The use of the term “gold standard” to describe a diagnostic technique or therapeutic intervention has been criticized as inaccurate or misleading due to the rapidly evolving state of medical care.
34,35 Nonetheless, GAT has long been referred to as the gold standard for IOP measurement.
1 However, accurate measurement of IOP by GAT is hampered by the corneal and biomechanical artifacts discussed above. Anterior chamber cannulation manometry in animal models allows for accurate IOP measurement but was previously hampered by the invasiveness of the technique.
36,37 Now, microfabrication techniques allow clinicians to directly measure IOP through the use of implantable devices or minimally invasive procedures. Thus a true IOP is measured rather than the surrogate IOP measured by noninvasive techniques. The small size of the handpiece and needle make this a feasible clinical measurement, with safety offered by the ability to dispose of the needle and sensor after each use. We propose that these new methods could provide a true gold standard for IOP measurement in appropriately selected patients.
This study had several limitations. First, the study was performed entirely in ex vivo models, so the potential long-term complication rates of direct measurement of IOP in the anterior and vitreous chambers are unknown. However, the safety profiles of anterior chamber paracentesis and intravitreal injections offer promise for a similarly safe procedure that could be performed in an office setting.
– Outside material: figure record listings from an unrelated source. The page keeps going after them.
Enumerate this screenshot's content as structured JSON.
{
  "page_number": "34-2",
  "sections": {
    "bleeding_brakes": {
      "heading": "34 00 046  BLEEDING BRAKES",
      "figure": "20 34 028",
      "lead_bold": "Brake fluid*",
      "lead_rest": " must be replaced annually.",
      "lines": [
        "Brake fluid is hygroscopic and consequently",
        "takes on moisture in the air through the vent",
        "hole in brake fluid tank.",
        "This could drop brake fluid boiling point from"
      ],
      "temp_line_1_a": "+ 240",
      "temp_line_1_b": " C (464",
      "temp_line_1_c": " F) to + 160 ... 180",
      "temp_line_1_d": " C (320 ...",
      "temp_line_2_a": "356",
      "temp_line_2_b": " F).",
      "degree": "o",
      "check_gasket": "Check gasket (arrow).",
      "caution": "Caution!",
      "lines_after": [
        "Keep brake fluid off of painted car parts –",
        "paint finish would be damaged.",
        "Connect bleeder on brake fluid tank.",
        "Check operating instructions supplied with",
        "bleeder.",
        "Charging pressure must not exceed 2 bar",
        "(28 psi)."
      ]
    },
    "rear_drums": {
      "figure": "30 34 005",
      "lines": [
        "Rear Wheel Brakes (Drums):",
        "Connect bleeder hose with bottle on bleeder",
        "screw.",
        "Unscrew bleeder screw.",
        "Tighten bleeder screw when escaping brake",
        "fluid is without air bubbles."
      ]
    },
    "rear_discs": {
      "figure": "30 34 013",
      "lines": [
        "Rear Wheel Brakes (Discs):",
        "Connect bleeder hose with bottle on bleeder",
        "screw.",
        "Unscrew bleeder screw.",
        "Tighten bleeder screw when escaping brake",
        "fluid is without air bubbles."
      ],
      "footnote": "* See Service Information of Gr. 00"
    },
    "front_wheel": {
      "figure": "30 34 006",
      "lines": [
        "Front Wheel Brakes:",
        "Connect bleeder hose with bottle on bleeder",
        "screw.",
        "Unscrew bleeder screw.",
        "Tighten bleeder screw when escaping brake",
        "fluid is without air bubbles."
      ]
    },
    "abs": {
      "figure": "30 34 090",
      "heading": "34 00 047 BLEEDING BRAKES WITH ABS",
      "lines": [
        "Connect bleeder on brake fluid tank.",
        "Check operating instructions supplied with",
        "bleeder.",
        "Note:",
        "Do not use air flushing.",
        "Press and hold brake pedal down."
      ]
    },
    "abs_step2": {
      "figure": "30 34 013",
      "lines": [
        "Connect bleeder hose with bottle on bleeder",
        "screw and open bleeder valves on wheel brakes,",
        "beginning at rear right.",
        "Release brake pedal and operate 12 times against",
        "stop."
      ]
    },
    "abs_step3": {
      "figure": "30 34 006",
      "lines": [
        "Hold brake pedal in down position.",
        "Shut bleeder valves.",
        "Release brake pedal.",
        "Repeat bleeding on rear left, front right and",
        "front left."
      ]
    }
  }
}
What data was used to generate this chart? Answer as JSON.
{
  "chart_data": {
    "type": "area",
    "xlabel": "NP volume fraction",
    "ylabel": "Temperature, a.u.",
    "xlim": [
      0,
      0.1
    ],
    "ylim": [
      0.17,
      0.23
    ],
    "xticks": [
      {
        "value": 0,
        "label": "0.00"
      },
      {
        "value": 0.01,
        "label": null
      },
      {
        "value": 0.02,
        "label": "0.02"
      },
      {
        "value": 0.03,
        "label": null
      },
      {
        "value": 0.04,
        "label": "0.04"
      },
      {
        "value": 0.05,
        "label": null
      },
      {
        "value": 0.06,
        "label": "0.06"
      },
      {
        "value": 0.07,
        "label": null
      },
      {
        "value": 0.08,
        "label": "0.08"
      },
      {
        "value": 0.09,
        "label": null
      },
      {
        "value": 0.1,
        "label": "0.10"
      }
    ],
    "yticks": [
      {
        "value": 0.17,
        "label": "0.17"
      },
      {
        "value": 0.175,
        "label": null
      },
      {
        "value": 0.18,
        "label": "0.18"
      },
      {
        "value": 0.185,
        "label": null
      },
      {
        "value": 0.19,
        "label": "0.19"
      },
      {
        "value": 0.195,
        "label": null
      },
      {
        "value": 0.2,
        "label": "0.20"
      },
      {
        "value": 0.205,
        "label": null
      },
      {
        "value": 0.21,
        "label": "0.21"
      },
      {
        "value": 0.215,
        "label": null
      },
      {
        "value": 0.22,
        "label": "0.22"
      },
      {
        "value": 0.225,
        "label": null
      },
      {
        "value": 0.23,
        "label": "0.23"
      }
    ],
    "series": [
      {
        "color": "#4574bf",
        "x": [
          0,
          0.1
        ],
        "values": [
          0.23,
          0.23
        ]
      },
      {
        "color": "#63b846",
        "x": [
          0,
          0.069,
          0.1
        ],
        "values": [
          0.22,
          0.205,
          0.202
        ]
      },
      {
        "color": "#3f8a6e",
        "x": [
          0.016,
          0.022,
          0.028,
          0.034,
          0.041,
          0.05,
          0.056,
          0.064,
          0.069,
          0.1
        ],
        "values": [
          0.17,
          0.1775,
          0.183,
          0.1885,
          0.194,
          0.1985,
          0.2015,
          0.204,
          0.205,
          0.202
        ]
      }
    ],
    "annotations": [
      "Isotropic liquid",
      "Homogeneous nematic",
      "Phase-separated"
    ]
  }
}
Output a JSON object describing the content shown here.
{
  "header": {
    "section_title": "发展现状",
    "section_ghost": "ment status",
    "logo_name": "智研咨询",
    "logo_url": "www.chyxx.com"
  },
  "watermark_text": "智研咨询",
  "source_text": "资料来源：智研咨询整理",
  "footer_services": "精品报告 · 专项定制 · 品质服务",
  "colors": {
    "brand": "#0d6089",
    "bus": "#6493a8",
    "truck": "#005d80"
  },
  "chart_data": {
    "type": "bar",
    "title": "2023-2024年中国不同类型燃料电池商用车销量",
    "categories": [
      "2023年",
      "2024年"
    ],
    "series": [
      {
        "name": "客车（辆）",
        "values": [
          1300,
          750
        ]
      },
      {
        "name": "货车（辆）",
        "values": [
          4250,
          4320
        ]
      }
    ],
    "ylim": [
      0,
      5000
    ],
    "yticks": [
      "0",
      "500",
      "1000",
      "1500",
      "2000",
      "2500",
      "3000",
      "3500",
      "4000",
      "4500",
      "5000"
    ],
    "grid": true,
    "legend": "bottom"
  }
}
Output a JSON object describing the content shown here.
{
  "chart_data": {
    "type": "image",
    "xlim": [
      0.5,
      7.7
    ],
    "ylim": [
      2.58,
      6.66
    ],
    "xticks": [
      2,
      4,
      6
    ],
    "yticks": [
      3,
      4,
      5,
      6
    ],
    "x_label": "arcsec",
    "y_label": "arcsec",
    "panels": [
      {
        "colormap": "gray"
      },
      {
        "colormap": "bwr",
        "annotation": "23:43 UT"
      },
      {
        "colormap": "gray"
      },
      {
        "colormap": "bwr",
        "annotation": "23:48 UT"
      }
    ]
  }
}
Second, we performed vitreous chamber measurements in only 2 eyes. The difficulty of fully closing sclerotomies after vitrectomy led to unstable eyes and variable IOP measurements at higher pressures. Eyes that are allowed to heal and develop fully watertight closures after vitrectomy are not expected to face similar inaccuracies.
Finally, the device will benefit from further miniaturization. Although the current device requires a USB connection to a computer to obtain readings, future iterations adapting advancements in wireless technology will enable further miniaturization and portability. Despite these limitations, this device offers a feasible alternative for IOP measurement in patients with altered or artificial corneas.